Elle leva les yeux vers le couloir sinueux du jardin. « Il semble avoir été coupé quelque part dans les environs. »

« Oui, tu as même pleuré. »

« C’est parce que je pleurais de ne plus pouvoir manger de figues, d’accord ? » dit Song Jianan, gênée. « Mais c’est vraiment dommage. Elles étaient si hautes à l’époque, et l’été, leurs feuilles recouvraient mon balcon. »

Duan Jiachen laissa échapper un petit rire : « Mais ce qui est perdu ne peut jamais être retrouvé. Je le sais depuis longtemps, mais je ne l’avais jamais vraiment compris jusqu’à présent. C’est comme un figuier qu’on a coupé ; si on en replante un, il ne sera jamais identique à l’original. »

Elle l'observait en silence. Dans l'obscurité, ses mèches étaient délicatement écartées, et ses yeux, profonds comme un étang, exprimaient un mélange intense de joie, de colère, de tristesse et de bonheur. Des années auparavant, ce même garçon l'avait consolée alors qu'elle sanglotait sous le figuier, lui disant : « Song Jianan, nous pouvons en planter un autre, et il portera à nouveau des fruits quand il aura grandi. » Et maintenant, il avait tellement grandi.

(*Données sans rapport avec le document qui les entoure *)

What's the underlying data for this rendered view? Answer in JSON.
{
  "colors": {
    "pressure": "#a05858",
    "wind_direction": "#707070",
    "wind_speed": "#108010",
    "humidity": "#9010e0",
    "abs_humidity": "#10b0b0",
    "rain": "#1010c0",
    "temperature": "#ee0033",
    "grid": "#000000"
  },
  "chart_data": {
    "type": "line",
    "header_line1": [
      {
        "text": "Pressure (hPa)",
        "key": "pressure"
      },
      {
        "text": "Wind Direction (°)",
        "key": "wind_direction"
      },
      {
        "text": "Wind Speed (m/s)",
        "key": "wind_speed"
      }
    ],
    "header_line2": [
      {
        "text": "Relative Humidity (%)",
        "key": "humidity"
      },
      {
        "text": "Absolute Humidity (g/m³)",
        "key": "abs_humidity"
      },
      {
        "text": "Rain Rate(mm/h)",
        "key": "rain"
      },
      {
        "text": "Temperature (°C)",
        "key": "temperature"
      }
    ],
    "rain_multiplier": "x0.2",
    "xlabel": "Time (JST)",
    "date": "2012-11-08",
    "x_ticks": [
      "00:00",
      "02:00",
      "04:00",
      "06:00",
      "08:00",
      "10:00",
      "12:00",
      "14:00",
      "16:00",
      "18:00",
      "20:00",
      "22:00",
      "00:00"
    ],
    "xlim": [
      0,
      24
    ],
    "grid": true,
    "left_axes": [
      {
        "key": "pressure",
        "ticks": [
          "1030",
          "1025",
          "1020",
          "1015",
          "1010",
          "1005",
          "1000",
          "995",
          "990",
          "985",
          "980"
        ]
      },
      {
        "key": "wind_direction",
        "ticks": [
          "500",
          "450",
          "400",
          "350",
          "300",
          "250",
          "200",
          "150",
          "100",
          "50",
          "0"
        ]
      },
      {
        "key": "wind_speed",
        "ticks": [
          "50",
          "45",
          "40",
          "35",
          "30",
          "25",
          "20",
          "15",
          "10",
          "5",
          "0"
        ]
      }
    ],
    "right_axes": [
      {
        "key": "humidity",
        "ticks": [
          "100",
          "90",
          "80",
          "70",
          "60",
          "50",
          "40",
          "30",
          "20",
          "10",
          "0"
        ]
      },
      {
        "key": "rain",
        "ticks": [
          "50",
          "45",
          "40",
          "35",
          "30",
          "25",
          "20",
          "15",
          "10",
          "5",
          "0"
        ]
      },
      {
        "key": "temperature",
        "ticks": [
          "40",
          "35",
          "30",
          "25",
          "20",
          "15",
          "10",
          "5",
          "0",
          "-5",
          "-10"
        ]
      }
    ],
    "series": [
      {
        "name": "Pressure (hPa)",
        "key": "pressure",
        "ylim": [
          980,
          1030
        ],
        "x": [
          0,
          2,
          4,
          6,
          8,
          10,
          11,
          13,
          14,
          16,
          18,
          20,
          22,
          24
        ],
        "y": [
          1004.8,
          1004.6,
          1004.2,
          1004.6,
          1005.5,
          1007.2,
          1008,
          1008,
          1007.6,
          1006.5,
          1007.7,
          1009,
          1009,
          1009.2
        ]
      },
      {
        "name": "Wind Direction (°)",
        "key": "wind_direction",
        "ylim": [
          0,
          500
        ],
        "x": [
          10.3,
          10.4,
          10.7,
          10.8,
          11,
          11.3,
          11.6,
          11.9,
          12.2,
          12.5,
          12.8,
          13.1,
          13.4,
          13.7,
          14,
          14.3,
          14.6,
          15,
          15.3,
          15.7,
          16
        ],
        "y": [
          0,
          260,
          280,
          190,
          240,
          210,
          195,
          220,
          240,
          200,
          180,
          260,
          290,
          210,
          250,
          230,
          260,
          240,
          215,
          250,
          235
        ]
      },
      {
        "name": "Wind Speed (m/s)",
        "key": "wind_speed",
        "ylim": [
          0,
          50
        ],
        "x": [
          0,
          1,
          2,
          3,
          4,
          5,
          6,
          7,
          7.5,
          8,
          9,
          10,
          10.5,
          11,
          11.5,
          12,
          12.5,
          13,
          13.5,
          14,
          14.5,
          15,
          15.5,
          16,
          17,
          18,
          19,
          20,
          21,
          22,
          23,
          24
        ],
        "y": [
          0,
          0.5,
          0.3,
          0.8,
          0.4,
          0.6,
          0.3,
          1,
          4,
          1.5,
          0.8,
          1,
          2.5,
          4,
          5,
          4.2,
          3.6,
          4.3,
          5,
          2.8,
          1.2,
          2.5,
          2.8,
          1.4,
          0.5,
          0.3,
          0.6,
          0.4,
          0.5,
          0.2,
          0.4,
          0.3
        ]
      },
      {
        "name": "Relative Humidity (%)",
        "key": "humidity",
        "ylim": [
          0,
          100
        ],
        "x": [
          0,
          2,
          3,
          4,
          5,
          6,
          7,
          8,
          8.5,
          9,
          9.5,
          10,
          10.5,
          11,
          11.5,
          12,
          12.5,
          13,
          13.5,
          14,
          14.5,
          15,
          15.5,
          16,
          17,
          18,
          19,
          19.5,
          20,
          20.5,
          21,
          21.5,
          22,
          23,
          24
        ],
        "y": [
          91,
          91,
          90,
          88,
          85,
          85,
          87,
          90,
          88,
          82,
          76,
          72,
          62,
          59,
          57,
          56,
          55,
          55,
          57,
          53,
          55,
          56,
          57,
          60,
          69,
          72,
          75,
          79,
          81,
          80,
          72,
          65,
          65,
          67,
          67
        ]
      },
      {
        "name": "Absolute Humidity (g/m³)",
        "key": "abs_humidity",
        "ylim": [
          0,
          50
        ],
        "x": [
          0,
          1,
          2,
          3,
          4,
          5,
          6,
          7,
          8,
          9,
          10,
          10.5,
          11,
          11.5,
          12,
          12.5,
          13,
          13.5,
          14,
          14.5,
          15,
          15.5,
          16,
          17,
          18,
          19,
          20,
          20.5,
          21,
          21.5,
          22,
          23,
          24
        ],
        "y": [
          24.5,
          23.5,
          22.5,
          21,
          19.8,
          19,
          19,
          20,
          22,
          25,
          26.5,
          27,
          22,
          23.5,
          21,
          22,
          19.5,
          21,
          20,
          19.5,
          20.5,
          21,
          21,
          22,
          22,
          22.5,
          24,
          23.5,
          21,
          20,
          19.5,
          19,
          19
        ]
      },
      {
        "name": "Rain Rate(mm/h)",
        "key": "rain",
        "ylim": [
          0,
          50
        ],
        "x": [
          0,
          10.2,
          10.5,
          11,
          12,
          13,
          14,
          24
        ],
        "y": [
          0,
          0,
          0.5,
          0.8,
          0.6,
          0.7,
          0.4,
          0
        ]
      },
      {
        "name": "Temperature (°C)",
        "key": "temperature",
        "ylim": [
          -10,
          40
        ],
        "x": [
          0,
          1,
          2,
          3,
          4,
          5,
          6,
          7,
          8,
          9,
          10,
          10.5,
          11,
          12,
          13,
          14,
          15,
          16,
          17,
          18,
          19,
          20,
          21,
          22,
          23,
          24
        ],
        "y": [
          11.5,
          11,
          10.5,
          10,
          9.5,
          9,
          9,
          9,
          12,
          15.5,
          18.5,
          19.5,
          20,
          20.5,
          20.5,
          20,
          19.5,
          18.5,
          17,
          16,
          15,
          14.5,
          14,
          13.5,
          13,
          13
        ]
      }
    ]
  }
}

Les années d'innocence et de naïveté qui les unissaient ont été effacées par les aléas du monde et la distance, ne laissant que des traces floues. Le fait qu'elle lui ait caché son existence et la méfiance qu'il avait envers elle ont rompu tous leurs liens.

Si vous donnez votre cœur à quelqu'un une seule fois, peu importe la durée de cet amour, et que vous êtes trahi ou abandonné, il semble impossible de recoller les morceaux du passé et de recommencer à zéro.

Elle ne voulait pas qu'il fasse cela, et elle ne supportait pas l'idée qu'il revienne sur sa parole.

Ses ongles frottaient lentement ses doigts, produisant un crissement glaçant dans le silence de la nuit. Elle leva les yeux et le fixa droit dans les yeux. « Duan Jiachen, nous savons tous les deux que nous ne pouvons pas revenir en arrière, nous refusons simplement obstinément de l'admettre. »

« Je sais, Song Jianan, je comprends tout ce que tu dis, je le comprends même mieux que toi. »

Une voiture particulière passa sur le bas-côté de la route, ses phares puissants se rapprochant lentement, étirant et superposant les ombres des deux personnes au sol, mais la distance entre elles semblait immense.

Comme dérangée par la lumière, une épaisse couche de neige s'est détachée du cèdre du jardin et est tombée lourdement au sol, puis tout est retombé dans l'obscurité.